Securely deploying CFEngine on untrusted networks

April 22, 2015

CFEngine’s trust model is based on the secure exchange of keys. This exchange of keys between client and hub, can either happen manually or automatically. Usually this step is automated as a dead-simple “bootstrap” procedure:

  cf-agent --bootstrap $HUB_IP

It is presumed that during this first key exchange, the network is trusted, and no attacker will hijack the connection. After “bootstrapping” is complete, the node can be deployed in the open internet, and all connections are considered secure. However there are cases where initial CFEngine deployment is happening over an insecure network, for example the Internet.
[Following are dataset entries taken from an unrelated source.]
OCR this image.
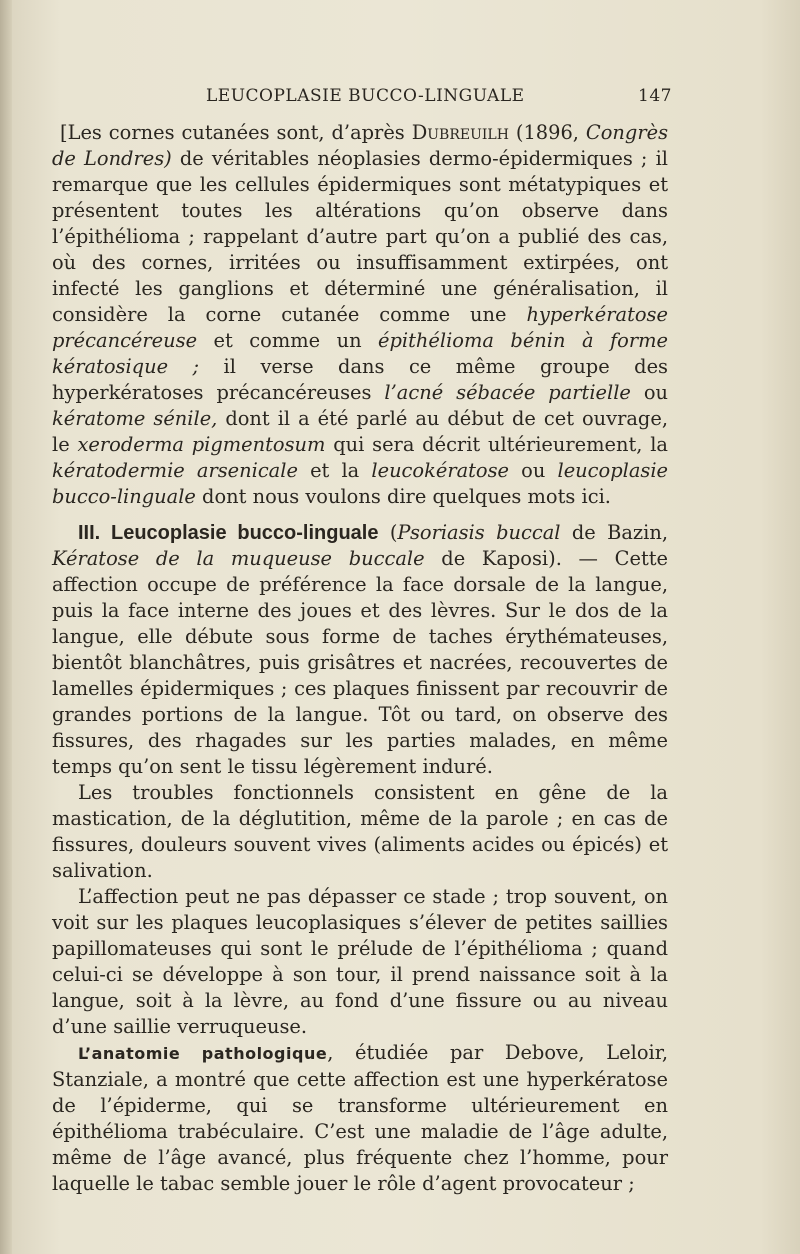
LEUCOPLASIE BUCCO-LINGUALE	147

[Les cornes cutanées sont, d’après Dubreuilh (1896, Congrès de Londres) de véritables néoplasies dermo-épidermiques ; il remarque que les cellules épidermiques sont métatypiques et présentent toutes les altérations qu’on observe dans l’épithélioma ; rappelant d’autre part qu’on a publié des cas, où des cornes, irritées ou insuffisamment extirpées, ont infecté les ganglions et déterminé une généralisation, il considère la corne cutanée comme une hyperkératose précancéreuse et comme un épithélioma bénin à forme kératosique ; il verse dans ce même groupe des hyperkératoses précancéreuses l’acné sébacée partielle ou kératome sénile, dont il a été parlé au début de cet ouvrage, le xeroderma pigmentosum qui sera décrit ultérieurement, la kératodermie arsenicale et la leucokératose ou leucoplasie bucco-linguale dont nous voulons dire quelques mots ici.

III. Leucoplasie bucco-linguale (Psoriasis buccal de Bazin, Kératose de la muqueuse buccale de Kaposi). — Cette affection occupe de préférence la face dorsale de la langue, puis la face interne des joues et des lèvres. Sur le dos de la langue, elle débute sous forme de taches érythémateuses, bientôt blanchâtres, puis grisâtres et nacrées, recouvertes de lamelles épidermiques ; ces plaques finissent par recouvrir de grandes portions de la langue. Tôt ou tard, on observe des fissures, des rhagades sur les parties malades, en même temps qu’on sent le tissu légèrement induré.

Les troubles fonctionnels consistent en gêne de la mastication, de la déglutition, même de la parole ; en cas de fissures, douleurs souvent vives (aliments acides ou épicés) et salivation.

L’affection peut ne pas dépasser ce stade ; trop souvent, on voit sur les plaques leucoplasiques s’élever de petites saillies papillomateuses qui sont le prélude de l’épithélioma ; quand celui-ci se développe à son tour, il prend naissance soit à la langue, soit à la lèvre, au fond d’une fissure ou au niveau d’une saillie verruqueuse.

L’anatomie pathologique, étudiée par Debove, Leloir, Stanziale, a montré que cette affection est une hyperkératose de l’épiderme, qui se transforme ultérieurement en épithélioma trabéculaire. C’est une maladie de l’âge adulte, même de l’âge avancé, plus fréquente chez l’homme, pour laquelle le tabac semble jouer le rôle d’agent provocateur ;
In such cases we already have a secure channel to the clients, usually ssh, and we use this channel to manually establish trust from the hub to the clients and vice-versa.
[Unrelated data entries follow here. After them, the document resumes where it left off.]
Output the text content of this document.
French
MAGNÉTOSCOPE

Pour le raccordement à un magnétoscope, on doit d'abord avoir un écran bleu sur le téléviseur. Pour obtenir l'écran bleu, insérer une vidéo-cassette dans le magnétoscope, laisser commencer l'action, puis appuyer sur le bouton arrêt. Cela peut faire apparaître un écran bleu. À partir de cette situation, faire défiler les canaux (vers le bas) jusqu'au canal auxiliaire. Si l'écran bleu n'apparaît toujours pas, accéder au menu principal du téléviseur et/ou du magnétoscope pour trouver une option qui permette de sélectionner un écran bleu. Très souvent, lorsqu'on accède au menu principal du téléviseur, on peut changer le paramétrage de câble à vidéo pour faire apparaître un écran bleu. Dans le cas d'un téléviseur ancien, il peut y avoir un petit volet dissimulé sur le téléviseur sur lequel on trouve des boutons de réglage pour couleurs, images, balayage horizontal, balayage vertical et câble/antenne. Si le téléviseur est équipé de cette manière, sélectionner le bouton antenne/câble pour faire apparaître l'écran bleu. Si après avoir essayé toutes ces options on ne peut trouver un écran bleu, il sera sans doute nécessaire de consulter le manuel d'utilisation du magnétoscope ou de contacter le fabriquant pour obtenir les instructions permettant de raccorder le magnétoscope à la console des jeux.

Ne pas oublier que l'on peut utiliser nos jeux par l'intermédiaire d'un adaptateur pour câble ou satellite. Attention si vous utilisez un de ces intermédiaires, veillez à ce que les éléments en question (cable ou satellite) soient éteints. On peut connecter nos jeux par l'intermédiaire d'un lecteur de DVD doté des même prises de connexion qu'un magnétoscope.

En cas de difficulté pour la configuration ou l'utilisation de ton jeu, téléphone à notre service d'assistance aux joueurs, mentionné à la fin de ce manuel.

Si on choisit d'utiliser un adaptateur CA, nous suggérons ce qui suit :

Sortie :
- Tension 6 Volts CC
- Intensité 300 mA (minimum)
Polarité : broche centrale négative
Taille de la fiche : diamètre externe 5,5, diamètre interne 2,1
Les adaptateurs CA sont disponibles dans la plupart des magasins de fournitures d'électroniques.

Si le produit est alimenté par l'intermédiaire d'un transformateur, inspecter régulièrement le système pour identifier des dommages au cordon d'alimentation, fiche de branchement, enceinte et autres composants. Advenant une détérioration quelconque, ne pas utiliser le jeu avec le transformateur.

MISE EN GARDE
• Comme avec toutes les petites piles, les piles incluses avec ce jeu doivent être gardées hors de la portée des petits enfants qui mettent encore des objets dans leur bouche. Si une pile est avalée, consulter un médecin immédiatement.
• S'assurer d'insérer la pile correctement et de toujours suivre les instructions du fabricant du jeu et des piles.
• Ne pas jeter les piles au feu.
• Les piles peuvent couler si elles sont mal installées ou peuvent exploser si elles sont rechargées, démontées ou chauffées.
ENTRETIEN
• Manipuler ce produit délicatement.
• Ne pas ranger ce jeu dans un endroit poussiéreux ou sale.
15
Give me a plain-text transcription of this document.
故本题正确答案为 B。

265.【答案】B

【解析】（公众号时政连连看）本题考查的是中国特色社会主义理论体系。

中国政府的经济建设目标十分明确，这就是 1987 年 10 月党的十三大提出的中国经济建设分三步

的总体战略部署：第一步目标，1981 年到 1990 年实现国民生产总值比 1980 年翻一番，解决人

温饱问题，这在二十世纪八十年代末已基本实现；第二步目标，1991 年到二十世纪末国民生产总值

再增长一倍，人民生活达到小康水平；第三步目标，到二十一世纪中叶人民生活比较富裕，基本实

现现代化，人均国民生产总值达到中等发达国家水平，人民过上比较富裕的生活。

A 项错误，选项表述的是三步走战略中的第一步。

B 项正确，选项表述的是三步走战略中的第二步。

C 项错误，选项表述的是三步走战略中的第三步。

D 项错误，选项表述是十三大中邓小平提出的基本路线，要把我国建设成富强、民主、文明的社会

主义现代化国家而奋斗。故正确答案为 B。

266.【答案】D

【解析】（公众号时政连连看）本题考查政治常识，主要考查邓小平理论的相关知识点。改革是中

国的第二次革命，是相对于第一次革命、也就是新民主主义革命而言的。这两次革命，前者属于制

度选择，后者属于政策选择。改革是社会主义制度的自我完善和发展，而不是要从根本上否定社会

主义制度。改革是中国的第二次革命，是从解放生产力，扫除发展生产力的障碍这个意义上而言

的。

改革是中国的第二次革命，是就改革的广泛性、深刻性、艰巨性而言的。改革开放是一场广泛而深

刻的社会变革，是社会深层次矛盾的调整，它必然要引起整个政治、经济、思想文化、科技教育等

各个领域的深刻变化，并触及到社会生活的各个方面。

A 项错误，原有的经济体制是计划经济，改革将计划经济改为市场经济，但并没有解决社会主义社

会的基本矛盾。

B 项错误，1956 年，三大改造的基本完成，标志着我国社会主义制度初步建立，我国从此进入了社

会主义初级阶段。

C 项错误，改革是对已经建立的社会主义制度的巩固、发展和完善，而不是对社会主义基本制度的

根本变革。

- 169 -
Manual trust establishment

This procedure concerns CFEngine version 3.6 or earlier. While this fully manual procedure should always work, from version 3.7 onwards there is a simpler semi-automatic procedure for establishing trust.

On the policy hub

We must change the policy we’re distributing to fully locked-down settings. So after we have set-up our hub (using the standard procedure of cf-agent --bootstrap $HUB_IP) we take care of the following:

  • Cf-serverd must never accept a connection from a client presenting an untrusted key. So in body server control we set:

    trustkeysfrom => {};
  • Since we will be manually bootstrapping the clients, we need to distribute a proper failsafe.cf policy. (NOTE: failsafe.cf is a file auto-generated in the inputs directory when we run cf-agent --bootstrap). In order to do that, we copy hub’s failsafe.cf to masterfiles:

    cp /var/cfengine/inputs/failsafe.cf /var/cfengine/masterfiles/

    We’ll edit that copy in masterfiles in the next step.

  • All copy_from files promises must never connect to an untrusted server, which means that the following line should not be found anywhere:

     trustkey => "true"

    All occurences of trustkey in masterfiles directory should be changed to “false”, or be removed (since it defaults to false anyway). It is certain that failsafe.cf that we copied in the previous step will contain such occurences that should be changed. (Those occurences are the reason that automatic bootstrapping requires a trusted network).

  • The previous changes in masterfiles need to be properly propagated to the inputs directory. The automated way to do that is to run the update.cf policy:

    cf-agent -f update.cf
  • Get the hub’s key fingerprint, we’ll need it later:

    HUB_KEY=`cf-key -p /var/cfengine/ppkeys/localhost.pub`

On each client we deploy

We should not follow the automatic method, i.e. the cf-agent --bootstrap command. We will perform a manual bootstrap.

  • Generate a private/public key pair by running cf-key.

  • Get the client’s key fingerprint, we’ll need it later:

    CLIENT_KEY=`cf-key -p /var/cfengine/ppkeys/localhost.pub`
  • Write the policy hub’s IP address to policy_server.dat:

    echo $HUB_IP > /var/cfengine/policy_server.dat
  • Manually copy the modified failsafe.cf from hub’s masterfiles directory into client’s inputs directory. You should do it in a secure manner, for example using scp with properly trusted fingerprint of the remote host.

  • NOTE: At this step, you can try running the failsafe policy. Because trust between the two hosts has not been established, you will get a failure, which is totally expected and means everything is correct and secure:

    # cf-agent -f failsafe.cf
    error: TRUST FAILED, server presented untrusted key: MD5=cc27570b8b831192d9f20b54d07dd80b
    error: No suitable server responded to hail
    error: TRUST FAILED, server presented untrusted key: MD5=cc27570b8b831192d9f20b54d07dd80b
    error: No suitable server responded to hail
    [ ... ]
  • Put the hub’s key into the client’s trusted keys:

    scp $HUB_IP:/var/cfengine/ppkeys/localhost.pub /var/cfengine/ppkeys/root-${HUB_KEY}.pub

Final steps

  • Put the client’s key into the hub’s trusted keys. So on the hub, run:

    scp $CLIENT_IP:/var/cfengine/ppkeys/localhost.pub /var/cfengine/ppkeys/root-${CLIENT_KEY}.pub
  • If you now run the failsafe policy on each and every client, it should succeed:

      cf-agent -f failsafe.cf

Congratulations, you have performed a fully manual bootstrap procedure for your clients! P.S. In a future blog post, I will present how you can use the new (as of 3.6) shortcut and admit_keys attributes to easily and securely transfer files or policy, restricting access only to specific clients.